Kimberly Kempton and Charles Kinney own a home on Fernwood Avenue in Los Angeles, California. The garage of the residence has access onto another street, Cedar Lodge Terrace. In a pre-lawsuit claim filed with the City of Los Angeles (“City”), Kempton and Kinney alleged their neighbors erected fences on City property fronting Cedar Lodge Terrace. The claim asserted hazards created by the fences and asked the City to cause the fences removal, but the City rejected the claim.

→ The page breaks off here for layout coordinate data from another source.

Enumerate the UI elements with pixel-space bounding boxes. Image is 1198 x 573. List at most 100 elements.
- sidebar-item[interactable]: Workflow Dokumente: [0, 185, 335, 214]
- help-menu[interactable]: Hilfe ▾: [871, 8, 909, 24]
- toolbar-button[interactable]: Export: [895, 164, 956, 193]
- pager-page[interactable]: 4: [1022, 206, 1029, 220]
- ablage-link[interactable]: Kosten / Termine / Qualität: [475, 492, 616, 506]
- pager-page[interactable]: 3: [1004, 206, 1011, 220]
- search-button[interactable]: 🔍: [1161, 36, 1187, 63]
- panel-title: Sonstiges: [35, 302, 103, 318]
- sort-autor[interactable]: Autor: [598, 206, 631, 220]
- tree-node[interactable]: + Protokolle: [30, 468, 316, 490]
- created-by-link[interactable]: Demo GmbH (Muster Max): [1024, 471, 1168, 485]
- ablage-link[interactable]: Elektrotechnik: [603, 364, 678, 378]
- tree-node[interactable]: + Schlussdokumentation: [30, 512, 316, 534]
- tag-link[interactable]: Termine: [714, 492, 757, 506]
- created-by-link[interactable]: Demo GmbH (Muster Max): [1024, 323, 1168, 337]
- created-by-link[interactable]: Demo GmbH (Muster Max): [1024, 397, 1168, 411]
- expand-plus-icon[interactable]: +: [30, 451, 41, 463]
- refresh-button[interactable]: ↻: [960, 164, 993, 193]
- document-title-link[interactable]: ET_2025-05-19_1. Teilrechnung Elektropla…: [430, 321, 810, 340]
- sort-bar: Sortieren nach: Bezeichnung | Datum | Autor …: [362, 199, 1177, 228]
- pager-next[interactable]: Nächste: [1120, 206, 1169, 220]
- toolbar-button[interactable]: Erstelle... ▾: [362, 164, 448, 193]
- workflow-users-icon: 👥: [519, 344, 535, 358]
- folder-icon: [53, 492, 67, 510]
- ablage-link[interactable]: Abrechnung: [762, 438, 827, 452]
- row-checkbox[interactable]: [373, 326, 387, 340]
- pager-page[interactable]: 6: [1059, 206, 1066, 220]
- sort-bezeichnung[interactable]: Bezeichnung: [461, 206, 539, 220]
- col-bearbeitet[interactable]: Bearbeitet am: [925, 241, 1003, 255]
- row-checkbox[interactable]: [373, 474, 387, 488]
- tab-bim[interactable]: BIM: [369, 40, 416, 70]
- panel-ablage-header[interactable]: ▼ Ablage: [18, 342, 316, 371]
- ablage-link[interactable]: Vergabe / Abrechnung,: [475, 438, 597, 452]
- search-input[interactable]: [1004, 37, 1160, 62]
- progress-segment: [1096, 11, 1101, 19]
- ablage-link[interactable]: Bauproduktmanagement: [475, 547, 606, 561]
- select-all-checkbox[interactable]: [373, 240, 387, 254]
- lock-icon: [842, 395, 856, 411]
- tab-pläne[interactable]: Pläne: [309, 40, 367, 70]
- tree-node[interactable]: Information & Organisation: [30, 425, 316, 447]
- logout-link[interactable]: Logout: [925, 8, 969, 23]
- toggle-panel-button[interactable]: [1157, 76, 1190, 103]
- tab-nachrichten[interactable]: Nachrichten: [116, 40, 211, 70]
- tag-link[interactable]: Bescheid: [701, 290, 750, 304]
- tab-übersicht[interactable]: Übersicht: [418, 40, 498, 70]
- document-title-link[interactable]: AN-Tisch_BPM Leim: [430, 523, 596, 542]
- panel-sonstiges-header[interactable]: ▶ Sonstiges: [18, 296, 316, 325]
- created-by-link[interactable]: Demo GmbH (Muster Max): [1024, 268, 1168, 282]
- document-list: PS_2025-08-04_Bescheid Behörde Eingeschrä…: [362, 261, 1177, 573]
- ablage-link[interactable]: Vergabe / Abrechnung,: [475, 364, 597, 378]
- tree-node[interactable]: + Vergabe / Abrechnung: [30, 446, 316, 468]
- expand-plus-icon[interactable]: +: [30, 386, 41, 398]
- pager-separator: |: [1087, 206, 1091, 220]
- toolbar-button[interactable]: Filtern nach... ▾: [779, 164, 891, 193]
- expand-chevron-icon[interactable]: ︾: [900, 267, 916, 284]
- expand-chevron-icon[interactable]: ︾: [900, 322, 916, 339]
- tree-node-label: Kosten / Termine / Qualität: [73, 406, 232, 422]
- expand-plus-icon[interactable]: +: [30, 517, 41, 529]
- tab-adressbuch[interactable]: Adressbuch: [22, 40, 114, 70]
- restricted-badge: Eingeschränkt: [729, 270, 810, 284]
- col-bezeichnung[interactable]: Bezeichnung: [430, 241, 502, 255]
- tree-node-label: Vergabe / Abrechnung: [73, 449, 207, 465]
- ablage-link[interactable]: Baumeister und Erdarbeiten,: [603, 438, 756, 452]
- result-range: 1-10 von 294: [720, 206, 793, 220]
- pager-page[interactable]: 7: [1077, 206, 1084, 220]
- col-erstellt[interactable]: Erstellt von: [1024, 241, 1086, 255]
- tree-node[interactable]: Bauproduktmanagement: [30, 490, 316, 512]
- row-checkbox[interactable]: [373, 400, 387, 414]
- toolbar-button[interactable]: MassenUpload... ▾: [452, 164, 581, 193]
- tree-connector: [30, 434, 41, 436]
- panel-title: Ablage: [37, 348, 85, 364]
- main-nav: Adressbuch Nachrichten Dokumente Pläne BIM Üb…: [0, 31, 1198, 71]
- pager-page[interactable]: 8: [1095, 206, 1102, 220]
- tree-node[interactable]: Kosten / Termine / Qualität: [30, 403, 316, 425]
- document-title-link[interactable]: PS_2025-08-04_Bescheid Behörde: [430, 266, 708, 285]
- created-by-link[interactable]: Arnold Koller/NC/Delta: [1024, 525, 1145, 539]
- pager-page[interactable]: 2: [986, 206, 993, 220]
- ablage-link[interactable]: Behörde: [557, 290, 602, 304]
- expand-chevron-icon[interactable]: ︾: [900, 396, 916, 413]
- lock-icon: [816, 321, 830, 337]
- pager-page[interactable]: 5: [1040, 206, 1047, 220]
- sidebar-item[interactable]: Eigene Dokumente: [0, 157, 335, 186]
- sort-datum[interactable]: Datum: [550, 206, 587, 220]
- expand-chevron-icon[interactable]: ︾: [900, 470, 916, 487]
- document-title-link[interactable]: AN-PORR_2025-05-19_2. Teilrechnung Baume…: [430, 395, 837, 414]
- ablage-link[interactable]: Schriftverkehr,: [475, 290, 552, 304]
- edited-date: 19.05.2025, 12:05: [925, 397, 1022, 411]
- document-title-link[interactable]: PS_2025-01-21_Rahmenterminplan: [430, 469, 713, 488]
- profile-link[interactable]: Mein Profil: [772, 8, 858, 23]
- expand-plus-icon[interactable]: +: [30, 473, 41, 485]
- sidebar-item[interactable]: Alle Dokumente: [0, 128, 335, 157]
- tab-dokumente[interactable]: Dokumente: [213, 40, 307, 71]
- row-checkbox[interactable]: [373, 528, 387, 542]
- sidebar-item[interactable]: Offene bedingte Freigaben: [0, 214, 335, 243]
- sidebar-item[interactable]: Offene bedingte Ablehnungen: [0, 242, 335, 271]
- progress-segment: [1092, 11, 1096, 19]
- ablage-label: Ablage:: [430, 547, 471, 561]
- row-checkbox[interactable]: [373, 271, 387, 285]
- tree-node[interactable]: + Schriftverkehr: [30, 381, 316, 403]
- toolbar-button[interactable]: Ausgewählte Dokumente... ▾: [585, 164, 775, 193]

Next, Kempton and Kinney filed a lawsuit against the City seeking damages and an injunction requiring the City to force the neighbors to remove the fences from the City’s right of way. The complaint alleged that the fences diminished sightlines when entering and exiting the garage on Cedar Lodge Terrace, causing Kempton and Kinney to be fearful while driving. The complaint also alleged that the fences blocked pedestrian access to a portion of walkway on Cedar Lodge Terrace, thereby creating a dangerous condition for people walking down the street, and causing Kempton and Kinney to suffer emotional distress while walking.
The City successfully moved for judgment on the pleadings by arguing that the complaint failed to allege any actual injury. Kempton and Kinney appealed the judgment.
The Court of Appeal began by explaining it would review the facts as alleged in the complaint to see if the facts could support any valid cause of action against the City, and if not, could the complaint be reasonably amended to do so. Further, the court pointed out that “Leave to amend is liberally allowed,” and a specific request for a leave to amend is not required for the court to review the trials court’s decision not to grant the leave to amend.
In examining the complaint, the court noted the “essential allegation . . . is that these conditions,” caused by the fences, “amounted to negligent infliction of emotional distress.” The court found a claim of emotional distress did not apply because the claim was shared by all members of the public, and there has not been any actual physical injury in the present case.
The court noted in the original claim filed by Kempton and Kinney, they asserted diminution of property value as a result of the fences. However, the court dismissed this possible alternative source of injury because the fences were erected before Kempton and Kinney purchased the property, and therefore they could not claim a diminution of property value since their purchase of the property.
As a result, the court said the only possible remedy available to Kempton and Kinney is “in equity for an injunction on a theory of public nuisance.” The court defined a public nuisance as a nuisance “which affects at the same time an entire community or neighborhood, or any considerable number of persons.” Relevant to this case, “blocking a public sidewalk constitutes a public nuisance per se.” The court pointed out the complaint specifically alleged the fences blocked the sidewalk portion of a public right-of-way.
Next, the court explained how an individual may bring a claim of public nuisance. Specifically, an individual bringing the claim must have suffered a different kind of damage “from that suffered by other members of the public.” Here, the fences caused the unique fear of a collision for Kempton and Kinney with cars on the road or pedestrians on the sidewalk upon their entrance or exit from their property onto Cedar Lodge Terrace. For the public at large, the fences caused the fear of injury for pedestrians using the sidewalk public right of way. Therefore, the court concluded, the complaint sufficiently alleged two different types of damage necessary for a public nuisance claim.
In conclusion, the Court of Appeal explained the complaint need not have alleged the public nuisance cause of action for Kempton and Kinney to be allowed to amend their complaint to include the public nuisance cause of action. The complaint included sufficient facts to support the assertions for “both a public nuisance per se and specific injury.” Therefore, Kempton and Kinney were entitled to amend the complaint to allege the cause of action for public nuisance.